2. Create blacklist (for installing out-of-tree kernel module)#

Create a Machine Config Operator custom resource to add amdgpu kernel module into the modprobe blacklist, here is an example of custom resource MachineConfig, please set master for the label machineconfiguration.openshift.io/role if you run Single Node OpenShift or worker in other scenarios with dedicated controllers.

Warning

After adding amdgpu kernel module to blacklist by using MachineConfig custom resource, the Machine Config Operator will automatically reboot selected nodes.

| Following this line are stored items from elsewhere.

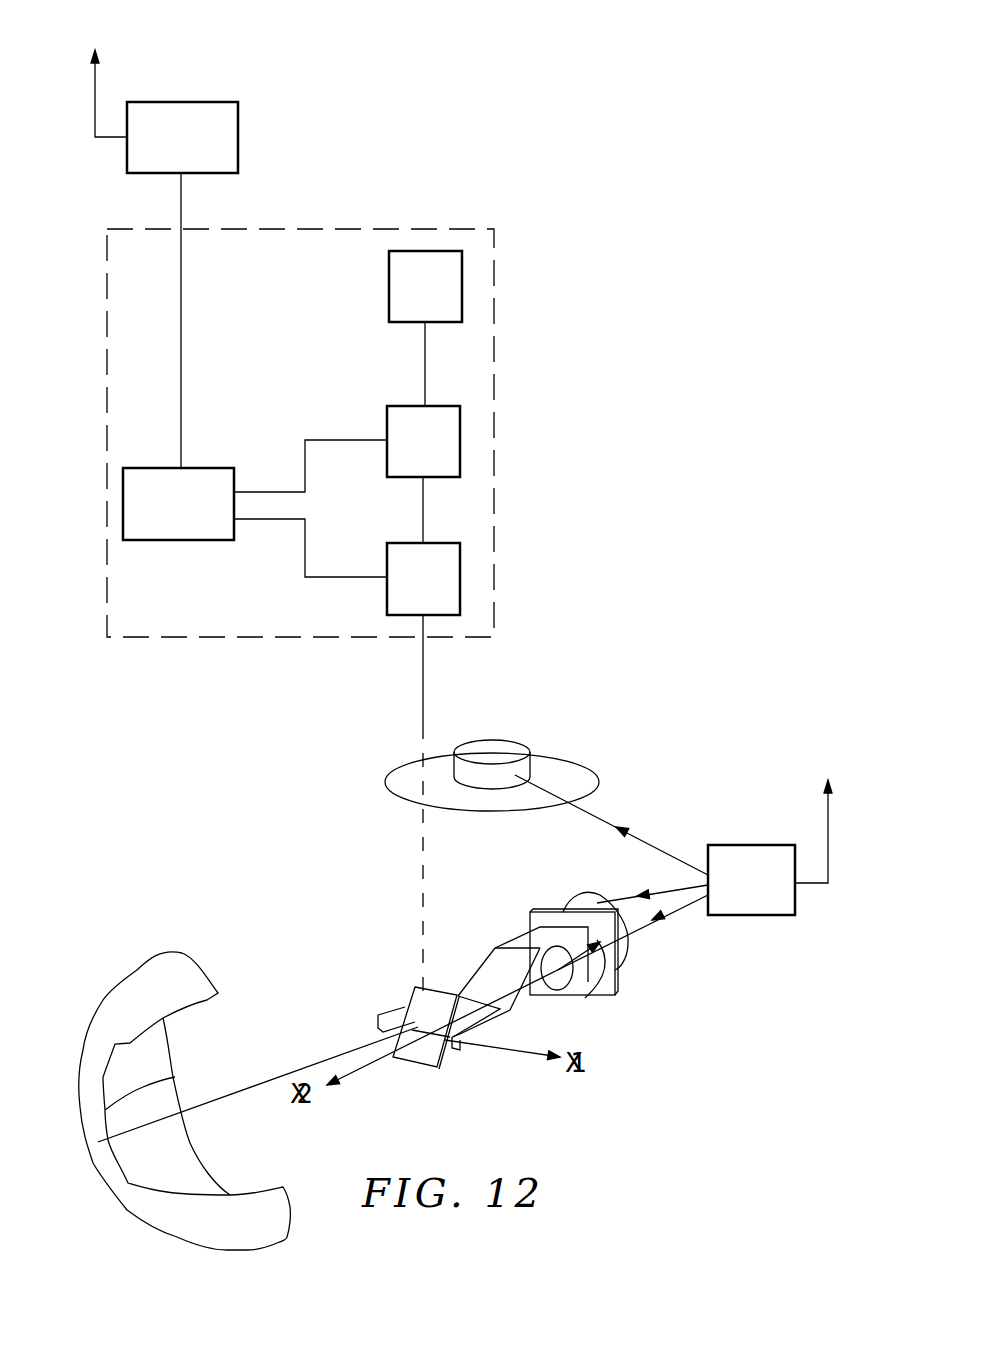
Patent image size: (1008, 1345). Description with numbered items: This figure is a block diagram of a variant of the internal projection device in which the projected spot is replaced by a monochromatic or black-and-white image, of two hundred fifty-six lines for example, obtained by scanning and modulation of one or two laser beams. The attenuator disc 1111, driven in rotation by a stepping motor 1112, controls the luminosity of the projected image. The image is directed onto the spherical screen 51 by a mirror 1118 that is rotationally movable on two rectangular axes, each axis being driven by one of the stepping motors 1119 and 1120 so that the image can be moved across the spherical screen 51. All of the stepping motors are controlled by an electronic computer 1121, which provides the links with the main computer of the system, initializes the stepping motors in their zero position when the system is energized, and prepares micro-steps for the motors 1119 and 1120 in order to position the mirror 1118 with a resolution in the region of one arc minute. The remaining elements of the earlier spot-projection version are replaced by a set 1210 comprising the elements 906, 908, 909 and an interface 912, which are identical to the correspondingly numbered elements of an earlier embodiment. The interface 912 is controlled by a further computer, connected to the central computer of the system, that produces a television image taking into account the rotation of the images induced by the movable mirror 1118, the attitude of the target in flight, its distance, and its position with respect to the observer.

The stepping motor 1120 is at (228, 132).
The set 1210 is at (370, 228).
The element of set 1210 906 is at (455, 290).
The element of set 1210 908 is at (460, 438).
The element of set 1210 909 is at (460, 578).
The interface 912 is at (137, 500).
The attenuator disc 1111 is at (585, 782).
The stepping motor 1112 is at (523, 768).
The electronic computer 1121 is at (758, 850).
The stepping motor 1119 is at (558, 985).
The mirror 1118 is at (427, 1000).
The spherical screen 51 is at (128, 973).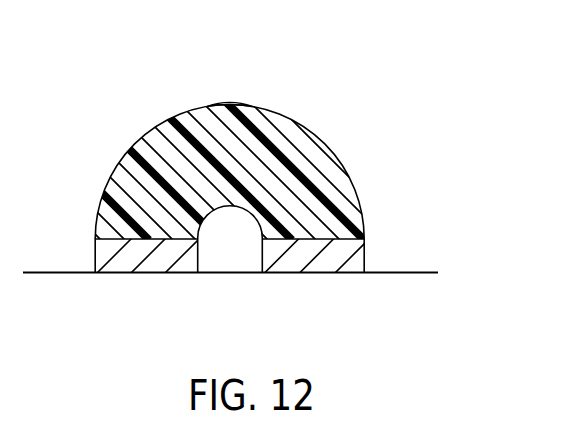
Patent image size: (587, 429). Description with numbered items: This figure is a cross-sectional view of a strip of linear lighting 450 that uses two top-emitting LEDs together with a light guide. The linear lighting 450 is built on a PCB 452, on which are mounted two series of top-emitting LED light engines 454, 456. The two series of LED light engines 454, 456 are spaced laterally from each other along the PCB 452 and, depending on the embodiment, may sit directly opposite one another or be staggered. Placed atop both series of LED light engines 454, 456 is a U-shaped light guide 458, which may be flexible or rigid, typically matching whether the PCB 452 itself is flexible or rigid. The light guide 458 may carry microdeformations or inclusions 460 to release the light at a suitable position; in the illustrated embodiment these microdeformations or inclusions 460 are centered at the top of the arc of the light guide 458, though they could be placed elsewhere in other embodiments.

The linear lighting 450 is at (206, 174).
The PCB 452 is at (398, 272).
The top-emitting LED light engine 454 is at (322, 267).
The top-emitting LED light engine 456 is at (123, 267).
The U-shaped light guide 458 is at (160, 131).
The microdeformations or inclusions 460 is at (247, 100).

apiVersion: machineconfiguration.openshift.io/v1
kind: MachineConfig
metadata:
  labels:
    machineconfiguration.openshift.io/role: worker
  name: amdgpu-module-blacklist
spec:
  config:
    ignition:
      version: 3.2.0
    storage:
      files:
        - path: "/etc/modprobe.d/amdgpu-blacklist.conf"
          mode: 420
          overwrite: true
          contents:
            source: "data:text/plain;base64,YmxhY2tsaXN0IGFtZGdwdQo="

3. Create DeviceConfig#

Create a DeviceConfig CR to trigger the GPU driver installation:

apiVersion: amd.com/v1alpha1
kind: DeviceConfig
metadata:
  name: test-cr
  namespace: default
spec:
  driver:
    enable: true
    image: image-registry.openshift-image-registry.svc:5000/$MOD_NAMESPACE/amdgpu_kmod
    version: 6.2.2
  selector:
    "feature.node.kubernetes.io/amd-gpu": "true"

The operator will:

  1. Collect worker node system specifications

  2. Build or retrieve the appropriate driver image

  3. Deploy the driver using KMM

  4. Deploy the ROCM device plugin and node labeller

Verify the deployment:

# Check KMM worker status
oc get pods | grep kmm-worker

# Check device plugin and labeller status
oc get pods | grep test-cr

# Verify GPU resource labels
oc get node -o json | grep amd.com

Uninstallation#

Please refer to the Uninstallation document for uninstalling related resources.